5. Beim Börsenhandel werden Sie nach Erfolg und nicht nach Zeitaufwand bezahlt.

6. Unabhängig davon, ob Sie Angestellter, selbstständiger Unternehmer oder Freiberufler sind: Sie arbeiten, weil Sie es wollen und nicht, weil Sie es aus finanziellen Gründen müssen.

7. Durch die Verantwortung für Ihr Kapital gewinnen Sie an Macht und Selbstbehauptung. Beides hilft Ihnen, sich auch in anderen Herausforderungen des Lebens erfolgreich durchzusetzen.

8. Falls Sie es wünschen, legen Sie mit Ihrer Entscheidung für finanzielle Unabhängigkeit den Grundstein für eine erfolgreiche selbstständige Karriere.

9. Sie sind in der Lage, Ihren Alltag unabhängig zu gestalten und sich Lebensträume zu erfüllen.

10. Durch Ihre Entscheidung für finanzielle Eigenständigkeit sichern Sie sich die Gewinne Ihrer Geldanlagen in maximaler Höhe.

Finden Sie unsere 10 Gründe für unabhängige Börseninvestitionen überzeugend? Dann zögern Sie nicht länger!

Nehmen Sie Ihre Finanzen in die eigenen Hände. Eignen Sie sich Finanzmarktwissen an. Starten Sie Ihre finanzielle Zukunft auf der Grundlage der maximal erzielbaren Gewinne und des Zinseszinseffekts. 

Unser Fazit

Die meisten Menschen betrachten sich als finanziell erfolgreich, wenn sie durch ihre Ausbildung und einen guten Job gutes Geld verdienen.
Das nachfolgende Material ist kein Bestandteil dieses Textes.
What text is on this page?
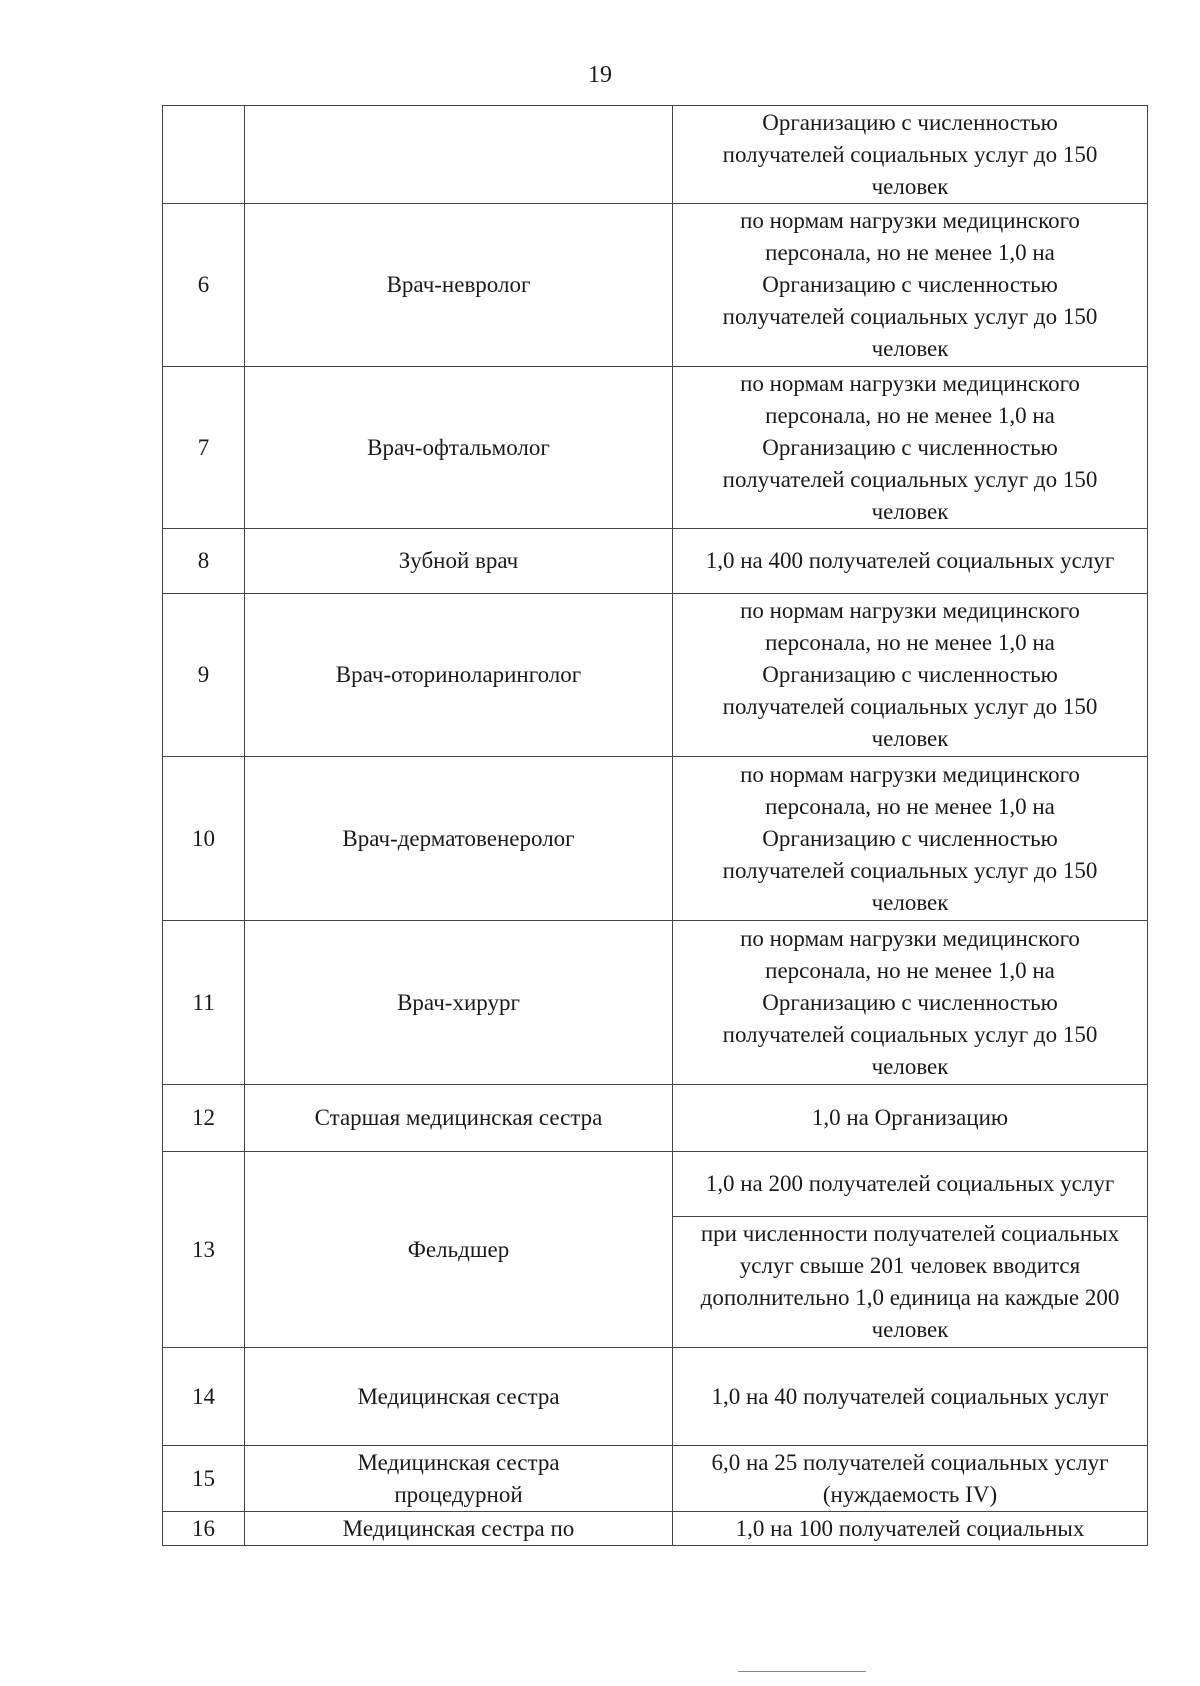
19
		Организацию с численностью получателей социальных услуг до 150 человек
6	Врач-невролог	по нормам нагрузки медицинского персонала, но не менее 1,0 на Организацию с численностью получателей социальных услуг до 150 человек
7	Врач-офтальмолог	по нормам нагрузки медицинского персонала, но не менее 1,0 на Организацию с численностью получателей социальных услуг до 150 человек
8	Зубной врач	1,0 на 400 получателей социальных услуг
9	Врач-оториноларинголог	по нормам нагрузки медицинского персонала, но не менее 1,0 на Организацию с численностью получателей социальных услуг до 150 человек
10	Врач-дерматовенеролог	по нормам нагрузки медицинского персонала, но не менее 1,0 на Организацию с численностью получателей социальных услуг до 150 человек
11	Врач-хирург	по нормам нагрузки медицинского персонала, но не менее 1,0 на Организацию с численностью получателей социальных услуг до 150 человек
12	Старшая медицинская сестра	1,0 на Организацию
13	Фельдшер	1,0 на 200 получателей социальных услуг
		при численности получателей социальных услуг свыше 201 человек вводится дополнительно 1,0 единица на каждые 200 человек
14	Медицинская сестра	1,0 на 40 получателей социальных услуг
15	Медицинская сестра процедурной	6,0 на 25 получателей социальных услуг (нуждаемость IV)
16	Медицинская сестра по	1,0 на 100 получателей социальных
Bei ihren Anlagestrategien steht Sicherheit im Vordergrund.

In den meisten Fällen landet ihr Anlagevermögen deshalb auf einem Festzinskonto, wo es kaum Erträge bringt und durch die Inflation langfristig sogar vernichtet wird.

Geld verdienen können Sie dagegen durch Investitionen an der Börse. Möglicherweise müssen Sie hierfür Ihr Mindset überprüfen und gegebenenfalls verändern: Der Börsenhandel ist keineswegs nur etwas für reiche Leute oder Zocker.

Erfolgreich an der Börse kann prinzipiell jeder sein. Die Voraussetzungen dafür bestehen im Erwerb von fundiertem Börsenwissen und in der Überwindung negativer Einstellungen und Verhaltensweisen.

Bei Ihrem Vermögensaufbau durch Börseninvestitionen kommt Ihnen der Zinseszinseffekt zu Hilfe. Ihr angespartes Vermögen arbeitet für Sie – und zwar auch dann, wenn Sie pro Monat nur kleinere Summen investieren.

Optimal ist, wenn Sie Ihr persönliches Investitionsprogramm für eine finanziell sorgenfreie Zukunft so früh wie möglich starten.